In his reaction under the Governor’s Statement on the FSR, the CBN Governor, Godwin Emefiele, said, “Reflecting the recession in the first half of 2017, there was noticeable deterioration in banks’ loan portfolios, especially exposures to the oil and gas sector and foreign currency denominated credit.
“To maintain financial system stability, efforts have been intensified to proactively engage operators to effectively manage the associated risks. Also, a framework for the establishment of private asset restructuring companies to acquire non-performing loans from banks and other financial institutions will be released in due course.”
The Deputy CBN Governor, Financial System Stability, Joseph Nnanna, stated that the regulatory attention was currently focused on ensuring an improvement in the quality of banks’ assets, as well as ensuring that the banks contribute effectively to the real sector.
“The disruptions experienced in the economy with declining oil prices and government revenue resulted in an increase in the non-performing loans in the banking industry. The CBN will continue to monitor developments and initiate measures to limit contagion and ensure that financial institutions remain safe and sound,” he added.

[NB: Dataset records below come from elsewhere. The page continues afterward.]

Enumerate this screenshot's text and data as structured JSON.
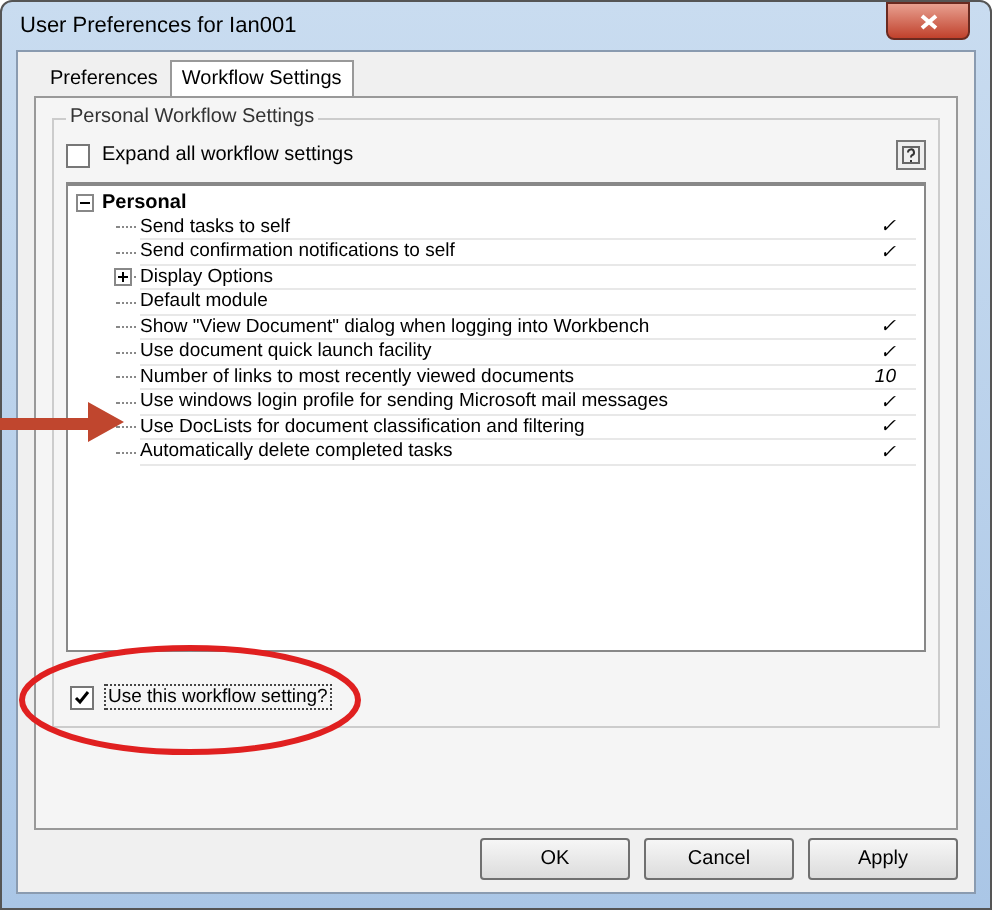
{
  "window": {
    "title": "User Preferences for Ian001"
  },
  "tabs": [
    {
      "label": "Preferences",
      "selected": false
    },
    {
      "label": "Workflow Settings",
      "selected": true
    }
  ],
  "group": {
    "title": "Personal Workflow Settings",
    "expand_all": {
      "label": "Expand all workflow settings",
      "checked": false
    }
  },
  "tree": {
    "label": "Personal",
    "expanded": true,
    "children": [
      {
        "label": "Send tasks to self",
        "value": "✓"
      },
      {
        "label": "Send confirmation notifications to self",
        "value": "✓"
      },
      {
        "label": "Display Options",
        "expanded": false
      },
      {
        "label": "Default module"
      },
      {
        "label": "Show \"View Document\" dialog when logging into Workbench",
        "value": "✓"
      },
      {
        "label": "Use document quick launch facility",
        "value": "✓"
      },
      {
        "label": "Number of links to most recently viewed documents",
        "value": "10"
      },
      {
        "label": "Use windows login profile for sending Microsoft mail messages",
        "value": "✓"
      },
      {
        "label": "Use DocLists for document classification and filtering",
        "value": "✓",
        "arrow": true
      },
      {
        "label": "Automatically delete completed tasks",
        "value": "✓"
      }
    ]
  },
  "use_setting": {
    "label": "Use this workflow setting?",
    "checked": true,
    "circled": true
  },
  "buttons": [
    "OK",
    "Cancel",
    "Apply"
  ]
}
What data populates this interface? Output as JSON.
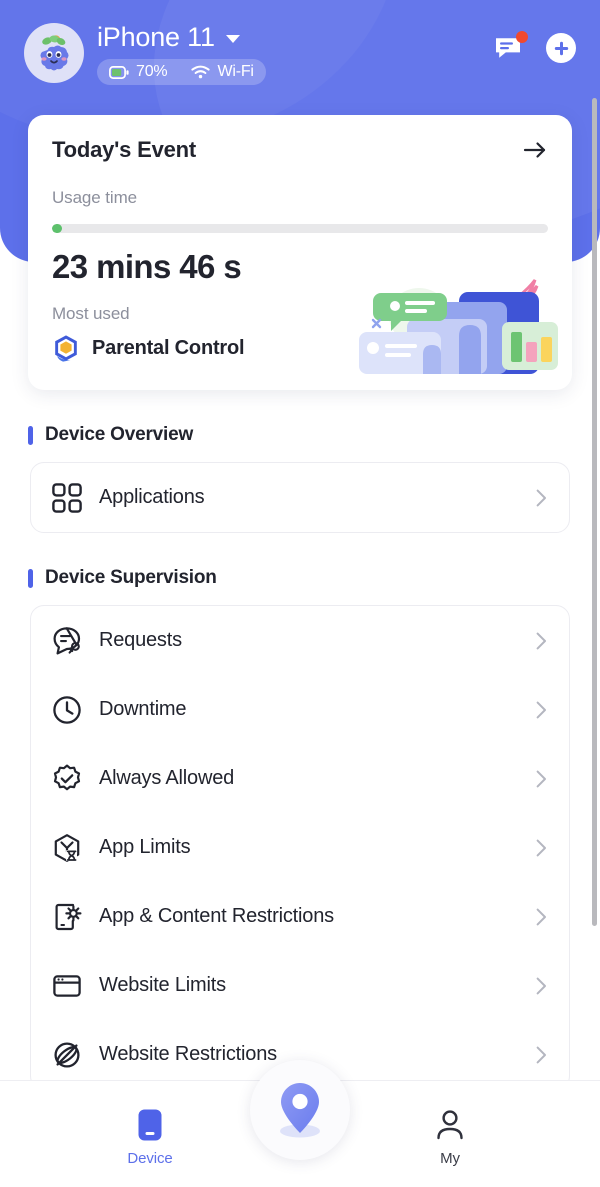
{
  "header": {
    "avatar": "grape-character-avatar",
    "device_name": "iPhone 11",
    "dropdown_icon": "caret-down-icon",
    "battery_text": "70%",
    "battery_icon": "battery-icon",
    "network_text": "Wi-Fi",
    "network_icon": "wifi-icon",
    "message_icon": "message-icon",
    "message_badge": true,
    "add_icon": "plus-icon",
    "bg_color": "#5d70ea"
  },
  "event_card": {
    "title": "Today's Event",
    "arrow_icon": "arrow-right-icon",
    "usage_label": "Usage time",
    "usage_value": "23 mins 46 s",
    "progress_percent": 2,
    "progress_color": "#5dc16c",
    "track_color": "#e8e8ea",
    "most_used_label": "Most used",
    "most_used_app": "Parental Control",
    "most_used_icon": "parental-control-app-icon",
    "illustration": "devices-illustration"
  },
  "sections": [
    {
      "title": "Device Overview",
      "accent": "#4f63e8",
      "items": [
        {
          "label": "Applications",
          "icon": "grid-apps-icon",
          "chevron": "chevron-right-icon"
        }
      ]
    },
    {
      "title": "Device Supervision",
      "accent": "#4f63e8",
      "items": [
        {
          "label": "Requests",
          "icon": "request-chat-icon",
          "chevron": "chevron-right-icon"
        },
        {
          "label": "Downtime",
          "icon": "clock-icon",
          "chevron": "chevron-right-icon"
        },
        {
          "label": "Always Allowed",
          "icon": "badge-check-icon",
          "chevron": "chevron-right-icon"
        },
        {
          "label": "App Limits",
          "icon": "hourglass-box-icon",
          "chevron": "chevron-right-icon"
        },
        {
          "label": "App & Content Restrictions",
          "icon": "phone-gear-icon",
          "chevron": "chevron-right-icon"
        },
        {
          "label": "Website Limits",
          "icon": "browser-window-icon",
          "chevron": "chevron-right-icon"
        },
        {
          "label": "Website Restrictions",
          "icon": "globe-slash-icon",
          "chevron": "chevron-right-icon"
        }
      ]
    }
  ],
  "fab": {
    "icon": "location-pin-icon",
    "color": "#7b8cf0"
  },
  "bottom_nav": {
    "items": [
      {
        "label": "Device",
        "icon": "device-phone-icon",
        "active": true,
        "color": "#5d70ea"
      },
      {
        "label": "My",
        "icon": "person-icon",
        "active": false,
        "color": "#3b3d48"
      }
    ]
  }
}
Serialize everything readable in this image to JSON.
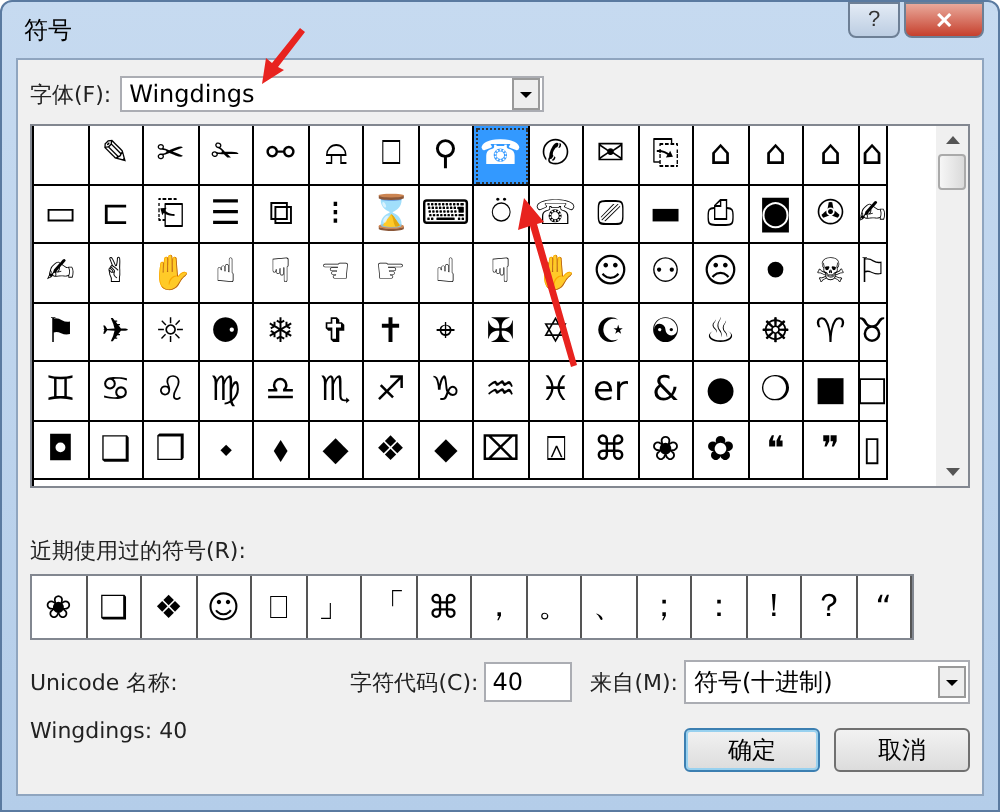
{
  "window": {
    "title": "符号",
    "help_button": "?",
    "close_button": "✕"
  },
  "font": {
    "label": "字体(F):",
    "value": "Wingdings"
  },
  "grid": {
    "rows": [
      [
        {
          "selected": false
        },
        {
          "glyph": "✎",
          "selected": false
        },
        {
          "glyph": "✂",
          "selected": false
        },
        {
          "glyph": "✁",
          "selected": false
        },
        {
          "glyph": "⚯",
          "selected": false
        },
        {
          "glyph": "⍾",
          "selected": false
        },
        {
          "glyph": "⎕",
          "selected": false
        },
        {
          "glyph": "⚲",
          "selected": false
        },
        {
          "glyph": "☎",
          "selected": true
        },
        {
          "glyph": "✆",
          "selected": false
        },
        {
          "glyph": "✉",
          "selected": false
        },
        {
          "glyph": "⎘",
          "selected": false
        },
        {
          "glyph": "⌂",
          "selected": false
        },
        {
          "glyph": "⌂",
          "selected": false
        },
        {
          "glyph": "⌂",
          "selected": false
        },
        {
          "glyph": "⌂",
          "selected": false
        }
      ],
      [
        {
          "glyph": "▭",
          "selected": false
        },
        {
          "glyph": "⊏",
          "selected": false
        },
        {
          "glyph": "⎗",
          "selected": false
        },
        {
          "glyph": "☰",
          "selected": false
        },
        {
          "glyph": "⧉",
          "selected": false
        },
        {
          "glyph": "⁝",
          "selected": false
        },
        {
          "glyph": "⌛",
          "selected": false
        },
        {
          "glyph": "⌨",
          "selected": false
        },
        {
          "glyph": "⍥",
          "selected": false
        },
        {
          "glyph": "☏",
          "selected": false
        },
        {
          "glyph": "⎚",
          "selected": false
        },
        {
          "glyph": "▬",
          "selected": false
        },
        {
          "glyph": "⎙",
          "selected": false
        },
        {
          "glyph": "◙",
          "selected": false
        },
        {
          "glyph": "✇",
          "selected": false
        },
        {
          "glyph": "✍",
          "selected": false
        }
      ],
      [
        {
          "glyph": "✍",
          "selected": false
        },
        {
          "glyph": "✌",
          "selected": false
        },
        {
          "glyph": "✋",
          "selected": false
        },
        {
          "glyph": "☝",
          "selected": false
        },
        {
          "glyph": "☟",
          "selected": false
        },
        {
          "glyph": "☜",
          "selected": false
        },
        {
          "glyph": "☞",
          "selected": false
        },
        {
          "glyph": "☝",
          "selected": false
        },
        {
          "glyph": "☟",
          "selected": false
        },
        {
          "glyph": "✋",
          "selected": false
        },
        {
          "glyph": "☺",
          "selected": false
        },
        {
          "glyph": "⚇",
          "selected": false
        },
        {
          "glyph": "☹",
          "selected": false
        },
        {
          "glyph": "⚫",
          "selected": false
        },
        {
          "glyph": "☠",
          "selected": false
        },
        {
          "glyph": "⚐",
          "selected": false
        }
      ],
      [
        {
          "glyph": "⚑",
          "selected": false
        },
        {
          "glyph": "✈",
          "selected": false
        },
        {
          "glyph": "☼",
          "selected": false
        },
        {
          "glyph": "⚈",
          "selected": false
        },
        {
          "glyph": "❄",
          "selected": false
        },
        {
          "glyph": "✞",
          "selected": false
        },
        {
          "glyph": "✝",
          "selected": false
        },
        {
          "glyph": "⌖",
          "selected": false
        },
        {
          "glyph": "✠",
          "selected": false
        },
        {
          "glyph": "✡",
          "selected": false
        },
        {
          "glyph": "☪",
          "selected": false
        },
        {
          "glyph": "☯",
          "selected": false
        },
        {
          "glyph": "♨",
          "selected": false
        },
        {
          "glyph": "☸",
          "selected": false
        },
        {
          "glyph": "♈",
          "selected": false
        },
        {
          "glyph": "♉",
          "selected": false
        }
      ],
      [
        {
          "glyph": "♊",
          "selected": false
        },
        {
          "glyph": "♋",
          "selected": false
        },
        {
          "glyph": "♌",
          "selected": false
        },
        {
          "glyph": "♍",
          "selected": false
        },
        {
          "glyph": "♎",
          "selected": false
        },
        {
          "glyph": "♏",
          "selected": false
        },
        {
          "glyph": "♐",
          "selected": false
        },
        {
          "glyph": "♑",
          "selected": false
        },
        {
          "glyph": "♒",
          "selected": false
        },
        {
          "glyph": "♓",
          "selected": false
        },
        {
          "glyph": "er",
          "selected": false
        },
        {
          "glyph": "&",
          "selected": false
        },
        {
          "glyph": "●",
          "selected": false
        },
        {
          "glyph": "❍",
          "selected": false
        },
        {
          "glyph": "■",
          "selected": false
        },
        {
          "glyph": "□",
          "selected": false
        }
      ],
      [
        {
          "glyph": "◘",
          "selected": false
        },
        {
          "glyph": "❑",
          "selected": false
        },
        {
          "glyph": "❒",
          "selected": false
        },
        {
          "glyph": "⬩",
          "selected": false
        },
        {
          "glyph": "⬧",
          "selected": false
        },
        {
          "glyph": "◆",
          "selected": false
        },
        {
          "glyph": "❖",
          "selected": false
        },
        {
          "glyph": "⬥",
          "selected": false
        },
        {
          "glyph": "⌧",
          "selected": false
        },
        {
          "glyph": "⍓",
          "selected": false
        },
        {
          "glyph": "⌘",
          "selected": false
        },
        {
          "glyph": "❀",
          "selected": false
        },
        {
          "glyph": "✿",
          "selected": false
        },
        {
          "glyph": "❝",
          "selected": false
        },
        {
          "glyph": "❞",
          "selected": false
        },
        {
          "glyph": "▯",
          "selected": false
        }
      ]
    ]
  },
  "recent": {
    "label": "近期使用过的符号(R):",
    "symbols": [
      "❀",
      "❑",
      "❖",
      "☺",
      "⎕",
      "」",
      "「",
      "⌘",
      "，",
      "。",
      "、",
      "；",
      "：",
      "！",
      "？",
      "“"
    ]
  },
  "unicode_name_label": "Unicode 名称:",
  "symbol_info": "Wingdings: 40",
  "char_code": {
    "label": "字符代码(C):",
    "value": "40"
  },
  "from": {
    "label": "来自(M):",
    "value": "符号(十进制)"
  },
  "buttons": [
    {
      "label": "确定",
      "default": true
    },
    {
      "label": "取消",
      "default": false
    }
  ]
}
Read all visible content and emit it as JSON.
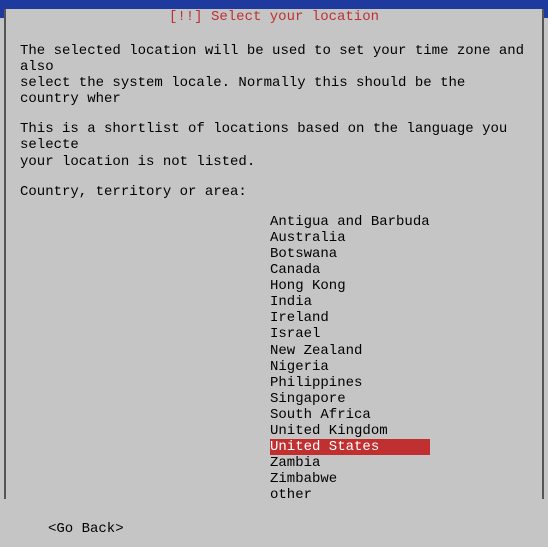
{
  "header": {
    "title": "[!!] Select your location"
  },
  "body": {
    "para1": "The selected location will be used to set your time zone and also\nselect the system locale. Normally this should be the country wher",
    "para2": "This is a shortlist of locations based on the language you selecte\nyour location is not listed.",
    "para3": "Country, territory or area:"
  },
  "locations": [
    "Antigua and Barbuda",
    "Australia",
    "Botswana",
    "Canada",
    "Hong Kong",
    "India",
    "Ireland",
    "Israel",
    "New Zealand",
    "Nigeria",
    "Philippines",
    "Singapore",
    "South Africa",
    "United Kingdom",
    "United States",
    "Zambia",
    "Zimbabwe",
    "other"
  ],
  "selected_index": 14,
  "footer": {
    "go_back": "<Go Back>"
  }
}
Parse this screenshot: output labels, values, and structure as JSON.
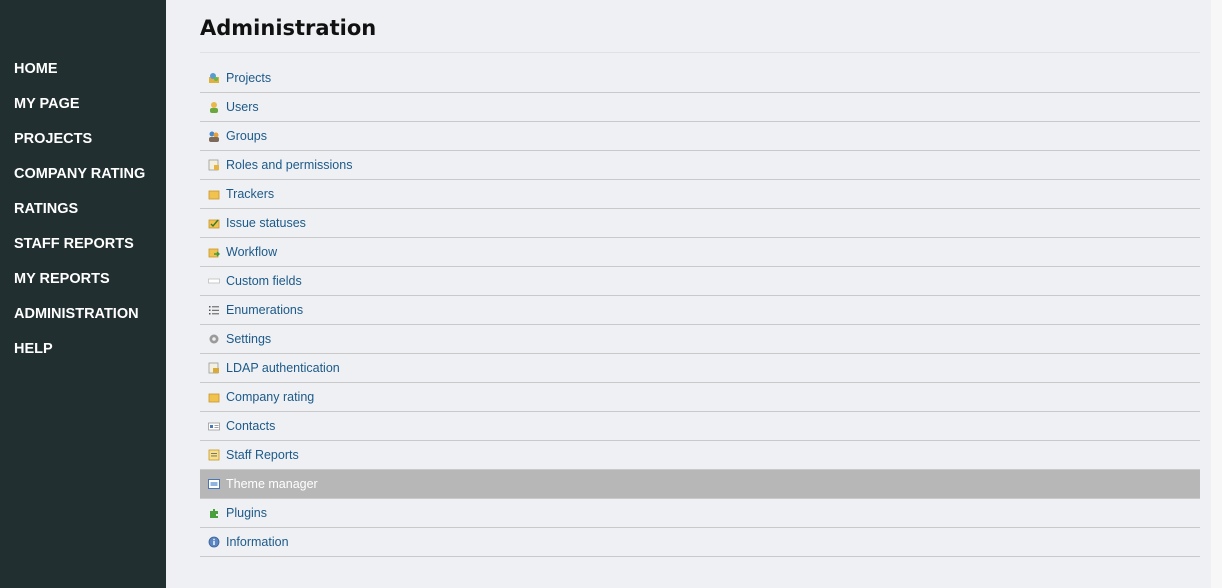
{
  "sidebar": {
    "items": [
      {
        "label": "HOME"
      },
      {
        "label": "MY PAGE"
      },
      {
        "label": "PROJECTS"
      },
      {
        "label": "COMPANY RATING"
      },
      {
        "label": "RATINGS"
      },
      {
        "label": "STAFF REPORTS"
      },
      {
        "label": "MY REPORTS"
      },
      {
        "label": "ADMINISTRATION"
      },
      {
        "label": "HELP"
      }
    ]
  },
  "main": {
    "title": "Administration",
    "menu": [
      {
        "label": "Projects",
        "icon": "projects-icon"
      },
      {
        "label": "Users",
        "icon": "user-icon"
      },
      {
        "label": "Groups",
        "icon": "group-icon"
      },
      {
        "label": "Roles and permissions",
        "icon": "roles-icon"
      },
      {
        "label": "Trackers",
        "icon": "tracker-icon"
      },
      {
        "label": "Issue statuses",
        "icon": "issue-status-icon"
      },
      {
        "label": "Workflow",
        "icon": "workflow-icon"
      },
      {
        "label": "Custom fields",
        "icon": "custom-field-icon"
      },
      {
        "label": "Enumerations",
        "icon": "list-icon"
      },
      {
        "label": "Settings",
        "icon": "gear-icon"
      },
      {
        "label": "LDAP authentication",
        "icon": "ldap-icon"
      },
      {
        "label": "Company rating",
        "icon": "rating-icon"
      },
      {
        "label": "Contacts",
        "icon": "contacts-icon"
      },
      {
        "label": "Staff Reports",
        "icon": "report-icon"
      },
      {
        "label": "Theme manager",
        "icon": "theme-icon"
      },
      {
        "label": "Plugins",
        "icon": "plugin-icon"
      },
      {
        "label": "Information",
        "icon": "info-icon"
      }
    ],
    "active_item": "Theme manager"
  },
  "colors": {
    "sidebar_bg": "#222f30",
    "link": "#1d5a8a",
    "active_bg": "#b7b7b7"
  }
}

The results of the CBN’s stress test were in line with the Article IV Consultation report by the International Monetary Fund, which highlighted the risks the banking sector faced, particularly with regards to solvency ratios of “four small- and medium-sized undercapitalised banks,” Afrinvest, a Nigeria-based investment and research firm, said in a research note.
It noted that some of the “small- and medium-sized banks were kept afloat through continuous recourse to the CBN’s lending facilities.”
The IMF report stated that banks needed to raise their capital buffers hence, the CBN’s directive on dividend payment was a welcome development, while also calling for a broad review of asset quality to unmask potential capital needs.